Solar Subsidy Meltdown Spotlights How Beijing Gives, Takes Away
Make hay while the sun shines, and don’t store all your Chinese eggs in one basket. Those farmyard bits of wisdom are two of the biggest lessons coming from this week’s column, inspired by a reduction in Beijing’s generous solar power subsidies that came with little warning. The sudden change caught the industry napping and sent solar stocks plunging, spotlighting one of the biggest challenges facing both domestic and foreign firms doing business in China.
One of my contacts in the media industry, one of the most highly regulated in China, summarized the situation nicely when it comes to challenges posed by Beijing’s famously shifting regulatory winds. “There are maybe 50 or 60 challenges of doing business in China, too many to count to be honest,” he told me. “But this is easily on my list of the top five challenges by a far stretch.”
The latest policy shift that left everyone scrambling came quietly just before the weekend in a posting on a government website, a common practice in China. I won’t go into the details here and instead will include a link to our previous story for anyone who wants to know more.
The bottom line was that Beijing decided a building frenzy of the last few years had produced more than enough new solar power capacity, and that it was sharply reducing or outright eliminating many previous incentives to promote the sector. Chief among those moves was a sharp reduction in subsidies that had previously allowed solar farm operators to sell their power at inflated government-set prices that were well above market rates for cheaper coal-produced electricity.
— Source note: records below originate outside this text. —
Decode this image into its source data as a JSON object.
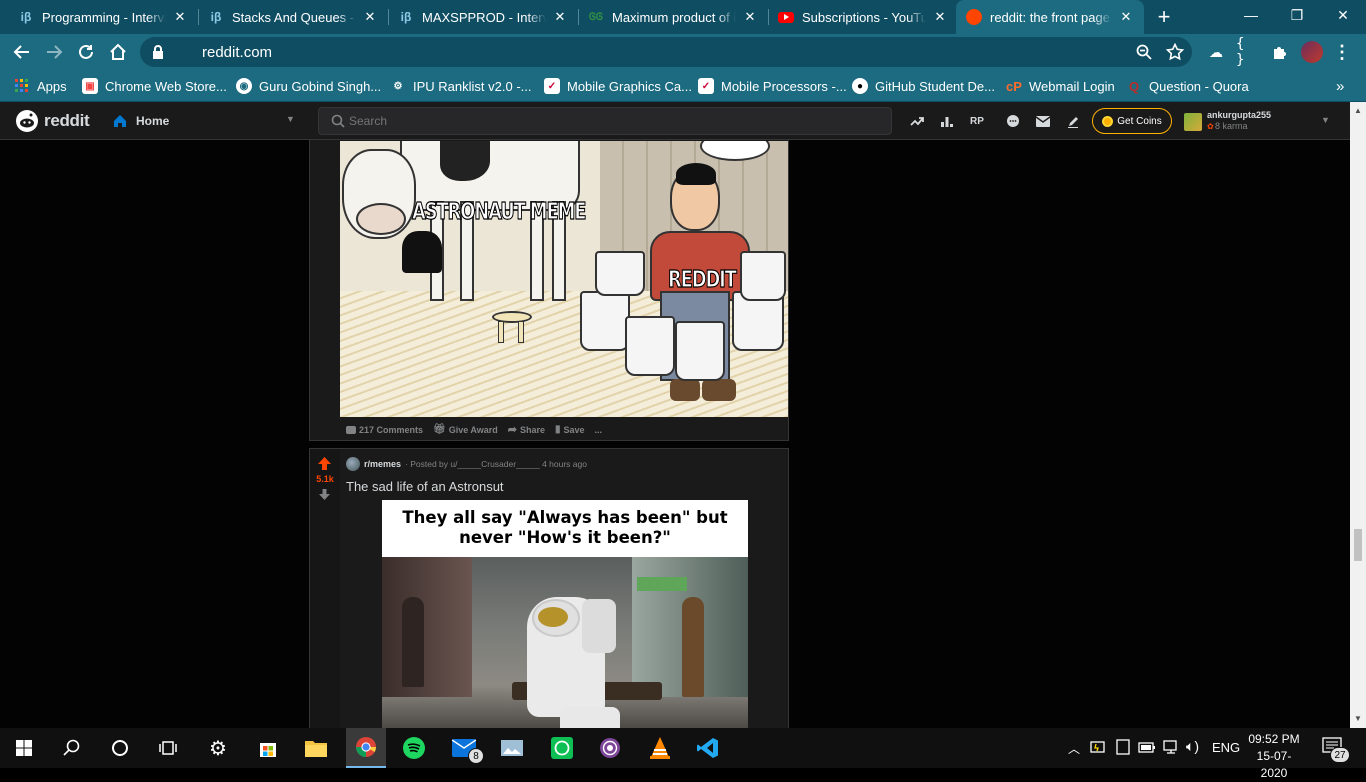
{
  "browser": {
    "tabs": [
      {
        "title": "Programming - Intervie",
        "favicon": "iB",
        "color": "#8ec9e6"
      },
      {
        "title": "Stacks And Queues - Int",
        "favicon": "iB",
        "color": "#8ec9e6"
      },
      {
        "title": "MAXSPPROD - Intervie",
        "favicon": "iB",
        "color": "#8ec9e6"
      },
      {
        "title": "Maximum product of in",
        "favicon": "GG",
        "color": "#2f8d46"
      },
      {
        "title": "Subscriptions - YouTub",
        "favicon": "youtube-icon",
        "color": "#ff0000"
      },
      {
        "title": "reddit: the front page o",
        "favicon": "reddit-icon",
        "color": "#ff4500"
      }
    ],
    "new_tab": "+",
    "window": {
      "minimize": "—",
      "restore": "❐",
      "close": "✕"
    },
    "url": "reddit.com",
    "bookmarks": [
      {
        "label": "Apps"
      },
      {
        "label": "Chrome Web Store..."
      },
      {
        "label": "Guru Gobind Singh..."
      },
      {
        "label": "IPU Ranklist v2.0 -..."
      },
      {
        "label": "Mobile Graphics Ca..."
      },
      {
        "label": "Mobile Processors -..."
      },
      {
        "label": "GitHub Student De..."
      },
      {
        "label": "Webmail Login"
      },
      {
        "label": "Question - Quora"
      }
    ],
    "bookmarks_more": "»"
  },
  "reddit": {
    "logo_text": "reddit",
    "home_label": "Home",
    "search_placeholder": "Search",
    "get_coins": "Get Coins",
    "username": "ankurgupta255",
    "karma": "8 karma"
  },
  "post1": {
    "meme_label_1": "ASTRONAUT MEME",
    "meme_label_2": "REDDIT",
    "comments": "217 Comments",
    "give_award": "Give Award",
    "share": "Share",
    "save": "Save",
    "more": "..."
  },
  "post2": {
    "votes": "5.1k",
    "subreddit": "r/memes",
    "posted_by": "· Posted by u/_____Crusader_____ 4 hours ago",
    "title": "The sad life of an Astronsut",
    "meme_caption": "They all say \"Always has been\" but never \"How's it been?\""
  },
  "taskbar": {
    "lang": "ENG",
    "time": "09:52 PM",
    "date": "15-07-2020",
    "mail_badge": "8",
    "notif_count": "27"
  },
  "colors": {
    "chrome_dark": "#0f4d63",
    "chrome_light": "#1c6b80",
    "reddit_bg": "#030303",
    "card_bg": "#1a1a1b",
    "upvote": "#ff4500",
    "coins": "#ffb000"
  }
}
The resulting carnage saw shares of solar panel manufacturers plunge, especially those that had come to rely heavily on their home market. One of my industry sources, an American who helps to design small-scale rooftop-style solar systems, noted the biggest impact for him was the huge uncertainty the change suddenly brought to the market. That meant that financiers and energy buyers were suddenly far more reluctant to enter into agreements, putting a huge chill on new development, he said.
Here I should step back and look quickly at the bigger picture in this type of situation. The broader reality is that this kind of development is completely par for the course in China and poses one of the biggest headaches for businesses that participate in such highly regulated sectors. The issue is bad enough in industries like media and energy, which are tightly controlled by Beijing. But it’s even worse for sectors like solar, which have been targeted for development and thus receive generous government subsidies that create artificial demand for products that would never be viable otherwise.
Beijing gives, takes away
But Beijing has shown time and again that what the government gives, it can also take away, often very quickly and with little notice. Another sector that has learned that lesson the hard way this past year is new energy cars. Beijing previously gave out generous subsidies to makers of such cars, offering grants for manufacturers and tax and other rebates to offset those cars’ high price tags.
Those efforts led to an explosion in new-energy car manufacturing, much of it by companies with little or no previous experience, resulting in a flood of mediocre vehicles into the market. Beijing abruptly slammed the brakes on the campaign by sharply reducing many of the subsidies last year, depriving many producers of their primary sales drivers. At the same time it switched the onus of promoting the sector to producers of traditional gas-powered cars, suddenly mandating that a fixed percentage of their annual sales come from new-energy vehicles. Months later the chaos created by all that change is still playing out.
All that said, my contacts did offer a range of comments and observations on some things companies can do to protect themselves from this kind of regulatory whimsy. The biggest involves diversification, especially when you’re doing business in a highly regulated area. One of my solar contacts pointed out that many of China’s largest solar panel manufacturers now sell large amounts of their output overseas, which has helped to shield them somewhat from the sudden chill in China.
The media contact I cited at the top of this column gave another example of an importer who had a hot product that was far superior to locally produced ones. For a while that company enjoyed huge profits, only to wake up one day and find it had been abruptly kicked out of the market by new government policies aimed at promoting the domestic industry. Fortunately, the company had used earlier profits to diversify its product mix by then, helping to cushion some of the blow.
That brings us to lesson No. 2, which says to make hay while the sun shines. A couple of contacts pointed out that government incentives for particular industries often offer golden opportunities for people who are well-placed to take advantage of the situation. At the same time, they added, such companies should also have an emergency escape route built in to their business plans for the day when the rug inevitably gets pulled from under their feet, as so often happens.
One source from the drug industry said his company doesn’t incorporate government incentives at all into its business plans, and simply treats them as an unexpected windfall when they occasionally occur, for example through subsidies for particular new medicines Beijing wants to promote.
Another source from the new energy car sector pointed out it’s often possible to get some advance warning when upcoming policy changes get discussed at industry forums or the government issues “requests for opinions” or certain topics. Such signals can help a company detect which way the political winds are blowing at any given moment, and perhaps provide a few extra months to prepare for major changes. But at the end of the day, most people pointed out there’s very little you can do to completely protect yourself from such regulatory whimsy, and that such changeable conditions are simply one of the costs of doing business in this market where government policy plays an unusually heavy role.